Мы ошиблись. На месте нашего дома построили современный продовольственный магазин с высотной пристройкой.
Мы больше никогда не поднимемся по скрипучей лестнице на второй этаж и не войдем в дверь большой коммунальной квартиры. Слева была общая кухня, из которой дверь вела в туалет. Я им не пользовалась, у меня была эпоха горшка, но той серой комнаты побаивалась. Напротив кухни жила семья Скомороховых, наших соседей, оставшихся добрыми друзьями. Их комната с тяжелыми шторами была для меня притягательна, Маринка, их дочь, была моей первой подругой. Однажды я даже решила перейти к ним жить. Я собрала все свои сокровища: книги и платья, и пришла к ним. Мне поставили раскладушку. Я переночевала, меня даже не отговаривали. Просто утром тетя Вира, я звала ее мама Вира, спросила, не жалко ли мне мою маму, я разрыдалась, ответила, что жалко, и вернулась к своим.
Наша комната была в самом конце коридора. Она была достаточно большой, примерно треть ее была отгорожена, там была спальня, где стояла моя кроватка, кровать родителей, большая тумба, похожая на маленький шкаф. Другая половина служила столовой. В центре стоял большой круглый деревянный стол со стульями, диван у перегородки, напротив книжный шкаф, на который потом взгромоздился телевизор "Рекорд". По моим понятиям, слишком высоко, чтобы хорошо разглядеть, что же этот телевизор показывает. Я предпочитала радио. В угол был задвинут журнальный треугольный столик, на котором стоял телефон, время от времени столик падал вместе с телефоном.

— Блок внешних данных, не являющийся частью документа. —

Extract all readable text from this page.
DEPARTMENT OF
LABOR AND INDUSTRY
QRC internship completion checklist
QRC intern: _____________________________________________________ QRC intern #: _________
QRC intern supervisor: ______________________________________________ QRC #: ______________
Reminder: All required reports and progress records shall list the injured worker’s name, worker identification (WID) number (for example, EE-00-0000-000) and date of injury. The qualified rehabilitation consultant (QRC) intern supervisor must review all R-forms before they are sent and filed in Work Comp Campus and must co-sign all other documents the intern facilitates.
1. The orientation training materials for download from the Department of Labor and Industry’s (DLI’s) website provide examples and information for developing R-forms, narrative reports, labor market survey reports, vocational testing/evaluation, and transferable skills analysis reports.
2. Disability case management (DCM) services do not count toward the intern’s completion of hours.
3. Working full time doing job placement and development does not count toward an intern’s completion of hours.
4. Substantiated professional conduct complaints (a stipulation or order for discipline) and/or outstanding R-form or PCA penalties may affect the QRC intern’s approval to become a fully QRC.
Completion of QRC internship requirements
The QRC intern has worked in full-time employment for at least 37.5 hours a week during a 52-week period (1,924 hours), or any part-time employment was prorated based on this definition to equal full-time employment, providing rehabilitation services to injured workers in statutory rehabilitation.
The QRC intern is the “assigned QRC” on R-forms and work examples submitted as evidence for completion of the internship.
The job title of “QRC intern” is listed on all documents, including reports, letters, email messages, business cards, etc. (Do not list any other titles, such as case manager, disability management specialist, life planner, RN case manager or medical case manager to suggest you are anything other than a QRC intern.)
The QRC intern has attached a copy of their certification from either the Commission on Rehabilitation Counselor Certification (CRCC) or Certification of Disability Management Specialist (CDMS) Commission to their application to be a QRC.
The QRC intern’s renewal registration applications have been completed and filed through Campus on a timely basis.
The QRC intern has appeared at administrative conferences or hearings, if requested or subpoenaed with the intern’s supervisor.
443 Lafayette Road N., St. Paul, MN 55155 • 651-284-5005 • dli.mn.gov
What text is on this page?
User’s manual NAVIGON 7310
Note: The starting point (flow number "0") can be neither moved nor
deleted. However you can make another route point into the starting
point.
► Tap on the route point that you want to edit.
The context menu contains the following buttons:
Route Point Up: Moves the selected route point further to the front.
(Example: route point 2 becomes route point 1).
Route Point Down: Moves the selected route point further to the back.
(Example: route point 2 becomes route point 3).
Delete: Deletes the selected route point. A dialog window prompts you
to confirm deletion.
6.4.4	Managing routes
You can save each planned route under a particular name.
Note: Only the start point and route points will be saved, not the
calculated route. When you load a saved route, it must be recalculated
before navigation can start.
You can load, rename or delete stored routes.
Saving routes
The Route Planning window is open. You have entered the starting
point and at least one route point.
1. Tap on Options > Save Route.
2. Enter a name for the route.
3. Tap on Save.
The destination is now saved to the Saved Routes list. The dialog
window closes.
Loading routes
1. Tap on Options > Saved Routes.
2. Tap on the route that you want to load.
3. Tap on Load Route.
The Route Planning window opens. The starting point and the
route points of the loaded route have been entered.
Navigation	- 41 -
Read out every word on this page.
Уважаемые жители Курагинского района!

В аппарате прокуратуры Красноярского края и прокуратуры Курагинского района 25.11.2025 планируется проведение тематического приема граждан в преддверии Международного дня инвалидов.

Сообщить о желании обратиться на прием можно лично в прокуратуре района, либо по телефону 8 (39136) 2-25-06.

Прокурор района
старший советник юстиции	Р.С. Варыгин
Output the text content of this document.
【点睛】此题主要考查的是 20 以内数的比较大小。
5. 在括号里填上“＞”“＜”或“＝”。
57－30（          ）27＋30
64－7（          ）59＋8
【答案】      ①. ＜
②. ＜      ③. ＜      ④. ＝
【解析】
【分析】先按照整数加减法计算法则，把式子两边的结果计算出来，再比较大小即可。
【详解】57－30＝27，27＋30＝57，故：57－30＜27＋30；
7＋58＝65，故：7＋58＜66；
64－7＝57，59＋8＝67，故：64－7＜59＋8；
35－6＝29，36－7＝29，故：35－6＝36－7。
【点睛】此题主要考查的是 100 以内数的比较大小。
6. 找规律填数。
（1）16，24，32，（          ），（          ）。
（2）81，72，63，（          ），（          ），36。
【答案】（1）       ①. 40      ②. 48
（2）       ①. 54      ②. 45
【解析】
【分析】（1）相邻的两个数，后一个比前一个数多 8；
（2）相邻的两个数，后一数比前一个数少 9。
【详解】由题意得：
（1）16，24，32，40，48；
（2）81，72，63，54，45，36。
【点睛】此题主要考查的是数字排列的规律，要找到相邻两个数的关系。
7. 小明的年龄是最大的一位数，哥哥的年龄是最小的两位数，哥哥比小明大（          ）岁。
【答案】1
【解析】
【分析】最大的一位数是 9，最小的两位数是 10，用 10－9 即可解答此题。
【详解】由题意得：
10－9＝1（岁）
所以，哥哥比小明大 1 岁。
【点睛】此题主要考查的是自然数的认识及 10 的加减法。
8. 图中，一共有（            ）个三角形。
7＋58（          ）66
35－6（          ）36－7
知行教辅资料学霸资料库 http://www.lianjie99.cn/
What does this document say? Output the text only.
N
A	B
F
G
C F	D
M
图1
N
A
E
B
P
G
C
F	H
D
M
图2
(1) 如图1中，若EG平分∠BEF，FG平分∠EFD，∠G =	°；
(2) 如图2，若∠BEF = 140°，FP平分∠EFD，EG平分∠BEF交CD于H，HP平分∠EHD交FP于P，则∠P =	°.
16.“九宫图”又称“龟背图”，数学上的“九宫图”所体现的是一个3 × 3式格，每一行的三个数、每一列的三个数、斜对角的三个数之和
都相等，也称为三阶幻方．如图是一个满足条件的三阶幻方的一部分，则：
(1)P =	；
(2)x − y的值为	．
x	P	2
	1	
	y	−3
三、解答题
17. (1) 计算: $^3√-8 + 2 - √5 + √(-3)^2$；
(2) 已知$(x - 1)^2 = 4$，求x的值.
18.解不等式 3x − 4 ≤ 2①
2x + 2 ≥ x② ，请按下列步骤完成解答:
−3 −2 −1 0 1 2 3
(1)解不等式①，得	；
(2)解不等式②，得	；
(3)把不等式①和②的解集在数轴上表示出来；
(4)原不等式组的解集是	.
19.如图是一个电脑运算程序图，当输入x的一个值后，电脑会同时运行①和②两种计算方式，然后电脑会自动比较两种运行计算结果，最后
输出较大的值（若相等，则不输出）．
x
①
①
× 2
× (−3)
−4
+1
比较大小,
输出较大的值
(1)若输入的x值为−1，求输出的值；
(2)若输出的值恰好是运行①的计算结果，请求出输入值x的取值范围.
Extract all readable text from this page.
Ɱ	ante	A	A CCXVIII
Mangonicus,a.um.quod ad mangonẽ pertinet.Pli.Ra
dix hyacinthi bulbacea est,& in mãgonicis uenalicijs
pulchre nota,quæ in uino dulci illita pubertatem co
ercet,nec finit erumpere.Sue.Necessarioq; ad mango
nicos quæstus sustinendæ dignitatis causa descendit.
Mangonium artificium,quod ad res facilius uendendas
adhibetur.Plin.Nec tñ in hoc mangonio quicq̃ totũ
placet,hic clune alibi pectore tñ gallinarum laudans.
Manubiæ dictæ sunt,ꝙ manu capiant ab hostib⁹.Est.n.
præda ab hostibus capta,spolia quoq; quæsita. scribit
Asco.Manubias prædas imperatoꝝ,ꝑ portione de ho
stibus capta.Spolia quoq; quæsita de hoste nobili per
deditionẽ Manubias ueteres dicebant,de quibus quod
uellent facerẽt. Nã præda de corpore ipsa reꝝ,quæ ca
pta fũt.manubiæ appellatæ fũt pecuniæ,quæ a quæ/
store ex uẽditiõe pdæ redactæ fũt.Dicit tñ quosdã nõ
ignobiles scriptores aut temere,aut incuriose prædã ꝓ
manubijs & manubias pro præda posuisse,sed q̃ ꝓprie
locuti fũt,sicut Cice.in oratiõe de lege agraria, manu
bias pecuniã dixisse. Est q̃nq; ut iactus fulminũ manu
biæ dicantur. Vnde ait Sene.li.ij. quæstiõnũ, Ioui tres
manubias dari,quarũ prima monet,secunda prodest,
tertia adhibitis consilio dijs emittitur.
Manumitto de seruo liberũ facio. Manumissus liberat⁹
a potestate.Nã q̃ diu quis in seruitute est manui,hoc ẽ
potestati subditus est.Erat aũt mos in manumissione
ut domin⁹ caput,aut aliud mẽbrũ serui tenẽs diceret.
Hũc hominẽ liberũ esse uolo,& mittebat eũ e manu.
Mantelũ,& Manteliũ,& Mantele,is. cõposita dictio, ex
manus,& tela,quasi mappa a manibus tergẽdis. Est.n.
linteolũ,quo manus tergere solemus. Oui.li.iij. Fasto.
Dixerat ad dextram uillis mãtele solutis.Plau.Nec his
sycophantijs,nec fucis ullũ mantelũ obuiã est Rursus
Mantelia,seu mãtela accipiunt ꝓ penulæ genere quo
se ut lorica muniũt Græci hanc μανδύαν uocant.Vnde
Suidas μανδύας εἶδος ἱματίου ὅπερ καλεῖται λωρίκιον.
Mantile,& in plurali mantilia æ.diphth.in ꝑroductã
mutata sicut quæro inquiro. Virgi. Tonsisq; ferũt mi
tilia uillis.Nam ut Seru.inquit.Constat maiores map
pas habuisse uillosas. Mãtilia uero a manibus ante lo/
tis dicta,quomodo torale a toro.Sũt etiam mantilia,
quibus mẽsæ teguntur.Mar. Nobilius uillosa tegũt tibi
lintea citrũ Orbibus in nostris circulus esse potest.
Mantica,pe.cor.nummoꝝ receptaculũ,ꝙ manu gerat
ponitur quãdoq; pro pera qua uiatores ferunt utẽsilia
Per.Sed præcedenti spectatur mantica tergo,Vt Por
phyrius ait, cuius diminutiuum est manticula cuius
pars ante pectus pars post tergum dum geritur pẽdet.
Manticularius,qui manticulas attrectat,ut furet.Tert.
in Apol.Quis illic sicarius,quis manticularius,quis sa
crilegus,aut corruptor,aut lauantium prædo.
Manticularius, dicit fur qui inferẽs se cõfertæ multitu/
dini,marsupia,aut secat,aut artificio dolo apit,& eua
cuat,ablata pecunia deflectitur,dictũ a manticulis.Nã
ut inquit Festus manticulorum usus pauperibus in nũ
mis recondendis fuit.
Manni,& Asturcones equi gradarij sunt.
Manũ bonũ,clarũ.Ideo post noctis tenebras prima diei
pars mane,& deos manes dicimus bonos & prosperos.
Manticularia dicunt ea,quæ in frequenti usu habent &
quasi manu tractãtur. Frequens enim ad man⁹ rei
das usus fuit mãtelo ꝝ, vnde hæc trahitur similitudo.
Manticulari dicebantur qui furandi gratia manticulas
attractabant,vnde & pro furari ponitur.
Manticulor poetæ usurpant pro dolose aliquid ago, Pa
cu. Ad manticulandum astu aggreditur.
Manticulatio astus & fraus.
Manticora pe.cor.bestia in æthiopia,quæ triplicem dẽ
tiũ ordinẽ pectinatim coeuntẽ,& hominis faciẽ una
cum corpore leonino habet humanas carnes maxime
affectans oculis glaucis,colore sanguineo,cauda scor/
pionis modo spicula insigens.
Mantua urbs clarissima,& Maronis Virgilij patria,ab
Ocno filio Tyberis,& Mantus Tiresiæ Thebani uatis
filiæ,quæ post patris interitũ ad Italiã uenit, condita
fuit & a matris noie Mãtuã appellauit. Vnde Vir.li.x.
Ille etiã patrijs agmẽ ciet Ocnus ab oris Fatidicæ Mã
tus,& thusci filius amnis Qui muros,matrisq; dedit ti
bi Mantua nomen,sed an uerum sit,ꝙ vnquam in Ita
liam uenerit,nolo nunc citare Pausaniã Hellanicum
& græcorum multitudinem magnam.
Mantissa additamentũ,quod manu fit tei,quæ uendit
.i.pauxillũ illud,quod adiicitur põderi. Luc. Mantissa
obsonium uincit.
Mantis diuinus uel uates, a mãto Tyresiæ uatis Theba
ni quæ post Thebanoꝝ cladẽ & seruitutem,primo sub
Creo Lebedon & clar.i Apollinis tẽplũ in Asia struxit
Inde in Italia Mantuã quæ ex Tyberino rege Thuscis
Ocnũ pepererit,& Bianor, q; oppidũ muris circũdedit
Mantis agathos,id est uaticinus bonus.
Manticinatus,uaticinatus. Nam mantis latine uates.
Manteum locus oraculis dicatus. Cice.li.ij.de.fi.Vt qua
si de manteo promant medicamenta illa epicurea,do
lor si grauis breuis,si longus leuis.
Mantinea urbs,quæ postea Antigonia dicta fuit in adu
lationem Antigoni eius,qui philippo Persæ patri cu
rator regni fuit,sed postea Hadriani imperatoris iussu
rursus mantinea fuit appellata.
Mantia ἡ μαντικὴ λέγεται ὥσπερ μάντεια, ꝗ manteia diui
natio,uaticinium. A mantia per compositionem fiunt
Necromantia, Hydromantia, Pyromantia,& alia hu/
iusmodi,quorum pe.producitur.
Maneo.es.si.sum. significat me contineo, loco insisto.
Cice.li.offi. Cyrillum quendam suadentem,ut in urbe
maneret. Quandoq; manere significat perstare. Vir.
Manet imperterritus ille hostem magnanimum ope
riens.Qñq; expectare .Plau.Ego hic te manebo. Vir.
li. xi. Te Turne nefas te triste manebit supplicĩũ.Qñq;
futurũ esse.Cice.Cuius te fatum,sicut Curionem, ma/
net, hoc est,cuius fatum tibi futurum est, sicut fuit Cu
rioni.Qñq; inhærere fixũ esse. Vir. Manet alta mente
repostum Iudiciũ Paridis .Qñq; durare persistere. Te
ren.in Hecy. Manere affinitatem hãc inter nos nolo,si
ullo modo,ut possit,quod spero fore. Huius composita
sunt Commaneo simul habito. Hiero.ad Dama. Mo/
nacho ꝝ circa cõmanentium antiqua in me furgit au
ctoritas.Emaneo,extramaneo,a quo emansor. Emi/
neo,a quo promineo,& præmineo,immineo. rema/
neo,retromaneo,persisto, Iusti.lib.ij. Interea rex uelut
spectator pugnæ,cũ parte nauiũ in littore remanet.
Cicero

Я помню, как однажды лежала в постели и думала о том, что мои подруги по детскому саду сейчас тоже засыпают в своих кроватках, и кроватки у всех разные, и комнаты разные, и родители тоже разные. У меня моя мама и мой папа, а могли быть другие. Я могла родиться совсем в другой семье.
Моя мама приехала в Новосибирск по распределению после окончания Иркутского финансового института. Она начала работать ревизором, и ей дали эту комнату. Потом к ней приехал мой будущий отец. Свое бракосочетание они отметили скромно: заказали столик в ресторане на четверых, приглашены были свидетели. Я родилась в конце июля. Дядя Сережа Скоморохов, отснял "исторические" кадры: мой отец заходит в роддом, мама у дверей роддома, она держит меня в одеялке на руках и улыбается мне; отец взял меня в первый раз, у него удивленное лицо. Мама запомнила его первую фразу обо мне: "А она шевелится!"
Когда мама была еще беременна, в дом нагрянули друзья отца, геологи, и спросили: "Свет, чего ты хочешь?" Мама ответила: "Яблок". Тогда они притащили мешок яблок белый налив.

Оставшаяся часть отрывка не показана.